Après le sublime Carol et le plus modeste Musée des Merveilles, Todd Haynes poursuit son exploration des genres avec Dark Waters, thriller d’investigation dans lequel Mark Ruffalo incarne un avocat ayant mis les pieds dans un véritable scandale environnemental de pollution des eaux.
L’élément déclencheur dans Dark Waters est aussi une sorte de bascule dans la caractérisation du personnage interprété par Mark Ruffalo. Sous son allure légèrement pataude, Robert Bilott est un avocat défendant les entreprises chimiques, au moment où un paysan mandaté par sa grand-mère, vient le réclamer jusque dans ses bureaux. L’une de ces entreprises déverserait une matière dangereuse dans la rivière qui coule là où son domicile est planté et où ses bêtes s’abreuvent. Ses terres ne sont plus fertiles tandis que ses animaux se meurent. Constatant la terrible évidence, Robert va changer de camp et prendre ses responsabilités d’être humain pour faire éclater une vérité qui pourrait permettre de sauver de nombreuses vies.
Mark Ruffalo en personne, également producteur et donc particulièrement concerné par cette histoire, aurait apporté le script à Todd Haynes s’appuyant sur l’affaire DuPont. Une affaire qui commença fin des années 90 pour s’achever bien après, milieu des années 2000. Un combat de longue haleine opposant David contre Goliath en somme. Difficile en effet de parvenir à faire vaciller une institution pesant plusieurs milliards de dollars, symbolisant la toute puissance du capitalisme d’un pays. Et ce, en dépit de la présence de plusieurs preuves irréfutables que « Bob » Bilott va s’appliquer à récupérer puis à classer tout au long du film. De révélations en révélations, le sujet devient de plus en plus glaçant car nous comprenons rapidement qu’il ne se limite pas à une ou plusieurs régions d’Amérique, mais concerne bel et bien notre planète entière et ses habitants. Le carton du générique final en ce sens, pourrait faire office de dernier coup de marteau enfonçant définitivement le clou.

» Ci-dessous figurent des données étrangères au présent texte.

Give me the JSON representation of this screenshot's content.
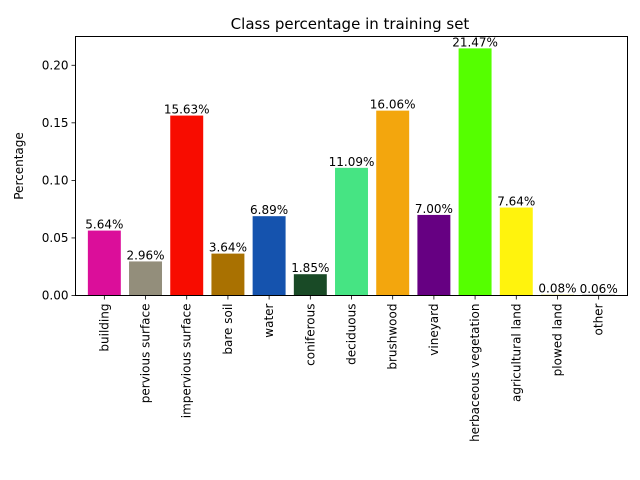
{
  "chart_data": {
    "type": "bar",
    "title": "Class percentage in training set",
    "xlabel": "",
    "ylabel": "Percentage",
    "ylim": [
      0,
      0.225
    ],
    "yticks": [
      0.0,
      0.05,
      0.1,
      0.15,
      0.2
    ],
    "ytick_labels": [
      "0.00",
      "0.05",
      "0.10",
      "0.15",
      "0.20"
    ],
    "grid": false,
    "categories": [
      "building",
      "pervious surface",
      "impervious surface",
      "bare soil",
      "water",
      "coniferous",
      "deciduous",
      "brushwood",
      "vineyard",
      "herbaceous vegetation",
      "agricultural land",
      "plowed land",
      "other"
    ],
    "values": [
      0.0564,
      0.0296,
      0.1563,
      0.0364,
      0.0689,
      0.0185,
      0.1109,
      0.1606,
      0.07,
      0.2147,
      0.0764,
      0.0008,
      0.0006
    ],
    "data_labels": [
      "5.64%",
      "2.96%",
      "15.63%",
      "3.64%",
      "6.89%",
      "1.85%",
      "11.09%",
      "16.06%",
      "7.00%",
      "21.47%",
      "7.64%",
      "0.08%",
      "0.06%"
    ],
    "colors": [
      "#db0e9a",
      "#938e7b",
      "#f80c00",
      "#a97101",
      "#1553ae",
      "#194a26",
      "#46e483",
      "#f3a60d",
      "#660082",
      "#55ff00",
      "#fff30d",
      "#e4df7c",
      "#000000"
    ]
  }
}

Todd Haynes s’empare d’un scandale aux conséquences désastreuses et peint une enquête glaçante qui appuie là où cela fait mal […] Tout en nous invitant à une prise de conscience collective, il signe un film important et particulièrement bien ancré dans son époque
En s’attaquant à cette affaire, Todd Haynes se lance dans un genre qu’il affectionne particulièrement : le film d’investigation, aux allures de thriller paranoïaque des années 70. Un genre un peu moins à la mode ces derniers temps, qui a néanmoins permis à certains de ses confrères américains de nous offrir de grands moments de cinéma. Nous citerons Révélations de Michael Mann, Spotlight de Tom McCarthy ou encore le Pentagon Papers de tonton Spielberg.
De son côté, Dark Waters ne prétend pas révolutionner le genre mais demeure malgré tout important de par son discours et particulièrement bien ancré dans son époque actuelle. D’une histoire se situant surtout au début des années 2000, le réalisateur propose un traitement esthétique très proche du documentaire, tout en rendant hommage aux films à complots des Alan J.Pakula et autres Sydney Pollack des années 70, à travers sa photographie aux couleurs froides. Les scènes d’action dans le genre, ce sont avant tout des faces-à-faces dialogués qui doivent percuter et tomber tels des punchlines qui font mal et il y a de cela dans Dark Waters. Sur le terrain, au bureau ou à la maison, Robert va se confronter à de nombreux interlocuteurs qui vont faire connaissance avec sa détermination de fer. L’occasion pour les seconds couteaux de tirer leur épingle du jeu, Tim Robbins et Anne Hathaway en tête, dans des rôles évitant joliment le piège du cliché hollywoodien.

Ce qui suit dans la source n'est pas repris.